Vista isn’t likely to dramatically affect Mac OS X gaming in the short term, one way or the other. Although Microsoft is generating a lot of smoke and light now, it has a long row to hoe. Many consumers won’t upgrade to Vista until they buy new PCs, so Windows XP—the platform that so many of the games Mac OS X gamers get to play comes from—will be well-supported for a long time into the future.
Looking farther down the road, however, virtualization systems like TransGaming’s Cider, CodeWeavers’ CrossOver, and Parallels Desktop for Mac may also offer Mac gamers an alternative; the former two solutions don’t even require you to install a separate Windows partition. Parallels has said it will update Desktop with hardware-based graphics support as soon as it can.
The Mac certainly isn’t lacking in games—in fact, there are more games available than most people have time to play.
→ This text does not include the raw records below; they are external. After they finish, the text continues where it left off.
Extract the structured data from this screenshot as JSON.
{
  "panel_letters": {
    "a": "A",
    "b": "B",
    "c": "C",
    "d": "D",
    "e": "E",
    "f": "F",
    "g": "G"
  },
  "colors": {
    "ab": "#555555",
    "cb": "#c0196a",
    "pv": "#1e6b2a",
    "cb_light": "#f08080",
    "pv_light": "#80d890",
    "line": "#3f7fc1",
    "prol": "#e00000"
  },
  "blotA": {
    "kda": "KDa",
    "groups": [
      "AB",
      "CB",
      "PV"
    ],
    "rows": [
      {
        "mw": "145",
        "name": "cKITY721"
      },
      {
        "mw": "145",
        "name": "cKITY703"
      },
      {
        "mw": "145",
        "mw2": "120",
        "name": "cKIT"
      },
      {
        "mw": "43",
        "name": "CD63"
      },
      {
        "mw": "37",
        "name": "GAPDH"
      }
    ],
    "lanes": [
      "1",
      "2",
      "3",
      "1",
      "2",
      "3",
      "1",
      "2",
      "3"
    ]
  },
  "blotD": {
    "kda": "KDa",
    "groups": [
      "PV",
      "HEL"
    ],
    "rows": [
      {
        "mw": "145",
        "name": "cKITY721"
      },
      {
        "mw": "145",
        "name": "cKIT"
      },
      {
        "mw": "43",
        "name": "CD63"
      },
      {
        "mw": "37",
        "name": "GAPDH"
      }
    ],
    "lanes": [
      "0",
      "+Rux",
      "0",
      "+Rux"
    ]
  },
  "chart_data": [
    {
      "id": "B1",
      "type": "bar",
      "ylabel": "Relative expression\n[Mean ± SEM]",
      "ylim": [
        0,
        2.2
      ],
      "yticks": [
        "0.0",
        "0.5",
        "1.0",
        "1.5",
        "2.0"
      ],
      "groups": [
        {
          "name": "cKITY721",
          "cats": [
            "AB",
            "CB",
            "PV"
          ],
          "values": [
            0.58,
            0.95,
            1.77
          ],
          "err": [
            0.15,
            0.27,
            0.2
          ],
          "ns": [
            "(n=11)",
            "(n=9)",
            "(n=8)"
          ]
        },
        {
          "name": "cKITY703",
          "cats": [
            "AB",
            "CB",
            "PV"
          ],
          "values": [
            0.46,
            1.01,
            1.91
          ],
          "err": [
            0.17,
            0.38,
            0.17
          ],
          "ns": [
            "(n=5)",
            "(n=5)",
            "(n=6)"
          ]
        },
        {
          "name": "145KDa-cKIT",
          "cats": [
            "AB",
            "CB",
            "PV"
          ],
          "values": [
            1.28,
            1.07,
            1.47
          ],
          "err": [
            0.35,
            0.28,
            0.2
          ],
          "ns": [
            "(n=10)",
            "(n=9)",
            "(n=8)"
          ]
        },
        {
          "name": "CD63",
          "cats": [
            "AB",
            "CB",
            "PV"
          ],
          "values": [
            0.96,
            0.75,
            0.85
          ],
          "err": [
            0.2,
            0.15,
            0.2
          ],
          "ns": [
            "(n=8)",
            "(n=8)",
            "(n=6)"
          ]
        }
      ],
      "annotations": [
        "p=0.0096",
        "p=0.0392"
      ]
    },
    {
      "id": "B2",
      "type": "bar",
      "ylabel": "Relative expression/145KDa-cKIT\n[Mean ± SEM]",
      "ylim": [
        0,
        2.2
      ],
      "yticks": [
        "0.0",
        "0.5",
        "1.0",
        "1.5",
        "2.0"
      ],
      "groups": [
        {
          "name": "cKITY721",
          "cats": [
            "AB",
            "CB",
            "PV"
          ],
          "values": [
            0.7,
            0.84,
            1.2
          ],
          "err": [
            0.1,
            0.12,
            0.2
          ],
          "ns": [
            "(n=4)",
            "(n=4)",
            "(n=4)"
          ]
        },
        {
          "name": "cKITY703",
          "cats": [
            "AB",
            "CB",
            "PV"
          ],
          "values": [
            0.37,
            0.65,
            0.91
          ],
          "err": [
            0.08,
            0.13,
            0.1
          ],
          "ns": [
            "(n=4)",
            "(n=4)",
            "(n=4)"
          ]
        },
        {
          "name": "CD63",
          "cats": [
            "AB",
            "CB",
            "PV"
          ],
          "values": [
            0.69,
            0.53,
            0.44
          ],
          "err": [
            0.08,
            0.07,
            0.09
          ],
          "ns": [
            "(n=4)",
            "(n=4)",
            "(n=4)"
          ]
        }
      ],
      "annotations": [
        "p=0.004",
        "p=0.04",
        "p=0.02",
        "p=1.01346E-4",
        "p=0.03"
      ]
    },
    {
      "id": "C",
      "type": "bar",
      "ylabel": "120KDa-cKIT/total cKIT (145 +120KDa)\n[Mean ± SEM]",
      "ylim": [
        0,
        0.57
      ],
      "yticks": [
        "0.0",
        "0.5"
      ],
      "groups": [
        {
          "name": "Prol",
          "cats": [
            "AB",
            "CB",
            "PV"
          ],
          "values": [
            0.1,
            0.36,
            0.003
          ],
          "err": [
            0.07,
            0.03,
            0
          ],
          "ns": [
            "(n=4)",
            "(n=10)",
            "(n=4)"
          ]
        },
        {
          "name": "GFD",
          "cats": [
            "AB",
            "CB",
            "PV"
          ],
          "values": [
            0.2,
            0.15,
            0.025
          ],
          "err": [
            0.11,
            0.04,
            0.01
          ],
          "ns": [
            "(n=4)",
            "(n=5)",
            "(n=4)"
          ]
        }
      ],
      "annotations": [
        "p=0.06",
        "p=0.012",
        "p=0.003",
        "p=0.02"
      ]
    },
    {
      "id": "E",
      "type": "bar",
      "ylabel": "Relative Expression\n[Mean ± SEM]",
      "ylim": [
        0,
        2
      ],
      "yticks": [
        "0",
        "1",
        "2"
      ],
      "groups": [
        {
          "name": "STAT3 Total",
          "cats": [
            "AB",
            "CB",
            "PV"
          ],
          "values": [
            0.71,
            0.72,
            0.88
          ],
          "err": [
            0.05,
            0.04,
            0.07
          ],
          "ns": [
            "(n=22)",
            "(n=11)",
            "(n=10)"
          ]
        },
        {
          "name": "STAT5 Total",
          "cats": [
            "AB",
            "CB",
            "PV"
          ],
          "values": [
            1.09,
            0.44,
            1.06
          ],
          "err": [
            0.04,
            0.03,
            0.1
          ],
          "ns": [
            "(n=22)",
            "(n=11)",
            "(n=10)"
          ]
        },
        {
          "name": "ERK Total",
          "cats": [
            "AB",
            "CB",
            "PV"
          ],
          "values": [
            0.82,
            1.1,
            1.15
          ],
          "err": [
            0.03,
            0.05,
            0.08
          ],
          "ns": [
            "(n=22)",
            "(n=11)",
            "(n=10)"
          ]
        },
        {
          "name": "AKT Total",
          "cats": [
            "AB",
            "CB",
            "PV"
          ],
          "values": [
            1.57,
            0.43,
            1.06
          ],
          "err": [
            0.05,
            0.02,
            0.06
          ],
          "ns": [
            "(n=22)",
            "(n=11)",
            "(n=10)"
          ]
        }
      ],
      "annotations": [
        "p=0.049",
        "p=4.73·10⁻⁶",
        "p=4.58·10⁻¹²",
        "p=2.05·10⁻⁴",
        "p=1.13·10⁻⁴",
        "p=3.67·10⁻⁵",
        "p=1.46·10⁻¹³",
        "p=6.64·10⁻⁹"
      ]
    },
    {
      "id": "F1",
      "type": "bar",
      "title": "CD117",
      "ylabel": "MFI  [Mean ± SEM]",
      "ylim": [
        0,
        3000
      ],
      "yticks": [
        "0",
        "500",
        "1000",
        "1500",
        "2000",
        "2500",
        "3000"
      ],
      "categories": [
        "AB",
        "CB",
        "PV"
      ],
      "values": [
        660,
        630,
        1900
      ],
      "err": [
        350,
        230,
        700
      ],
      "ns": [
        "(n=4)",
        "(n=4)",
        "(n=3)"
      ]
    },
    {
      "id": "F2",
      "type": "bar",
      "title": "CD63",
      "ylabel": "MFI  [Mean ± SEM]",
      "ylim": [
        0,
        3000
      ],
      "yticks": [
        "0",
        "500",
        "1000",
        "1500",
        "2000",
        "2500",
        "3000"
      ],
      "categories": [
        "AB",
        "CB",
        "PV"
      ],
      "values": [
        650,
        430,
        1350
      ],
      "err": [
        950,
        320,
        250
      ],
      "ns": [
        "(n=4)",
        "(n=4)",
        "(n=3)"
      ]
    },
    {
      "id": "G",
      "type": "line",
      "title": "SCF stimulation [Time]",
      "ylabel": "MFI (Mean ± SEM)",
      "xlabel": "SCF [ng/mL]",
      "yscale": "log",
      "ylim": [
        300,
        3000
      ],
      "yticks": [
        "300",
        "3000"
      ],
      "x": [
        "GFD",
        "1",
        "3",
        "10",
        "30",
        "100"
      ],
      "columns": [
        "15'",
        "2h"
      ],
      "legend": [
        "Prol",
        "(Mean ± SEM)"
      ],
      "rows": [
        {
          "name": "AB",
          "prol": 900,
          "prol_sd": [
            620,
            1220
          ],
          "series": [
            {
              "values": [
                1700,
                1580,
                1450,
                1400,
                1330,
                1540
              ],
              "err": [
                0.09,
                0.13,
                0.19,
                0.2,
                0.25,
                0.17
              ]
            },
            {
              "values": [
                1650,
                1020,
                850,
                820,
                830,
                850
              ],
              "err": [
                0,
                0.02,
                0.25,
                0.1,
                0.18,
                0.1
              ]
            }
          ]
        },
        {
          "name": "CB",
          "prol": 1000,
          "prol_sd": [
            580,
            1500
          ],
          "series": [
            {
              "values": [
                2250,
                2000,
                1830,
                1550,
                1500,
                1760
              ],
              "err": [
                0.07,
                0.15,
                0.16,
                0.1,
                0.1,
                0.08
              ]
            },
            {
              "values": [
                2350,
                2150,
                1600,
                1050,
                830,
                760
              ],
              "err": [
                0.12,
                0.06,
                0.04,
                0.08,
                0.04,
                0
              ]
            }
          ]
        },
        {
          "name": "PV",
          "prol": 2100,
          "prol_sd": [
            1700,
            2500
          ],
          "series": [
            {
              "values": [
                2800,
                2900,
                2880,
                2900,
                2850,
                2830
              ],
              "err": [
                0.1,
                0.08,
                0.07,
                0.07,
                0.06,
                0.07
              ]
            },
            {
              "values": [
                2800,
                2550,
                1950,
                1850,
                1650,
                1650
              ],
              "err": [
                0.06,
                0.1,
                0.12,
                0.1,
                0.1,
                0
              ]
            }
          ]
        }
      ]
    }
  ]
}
But there’s no question that Apple has the perception of being a consumer computer maker who really doesn’t care that much about gamers, and that has to change.
Ultimately, it’s incumbent upon Apple to craft a message that gamers and game developers alike need to hear: That the Mac is a great platform for gaming, that Apple is game developer-friendly, and that now’s a better time than ever to buy a Mac and play games on it. Without it, we’re doomed to also-ran status, at a time when the Mac operating system itself is getting better than it’s ever been, and at a time when more and more consumers are coming to the platform than ever before.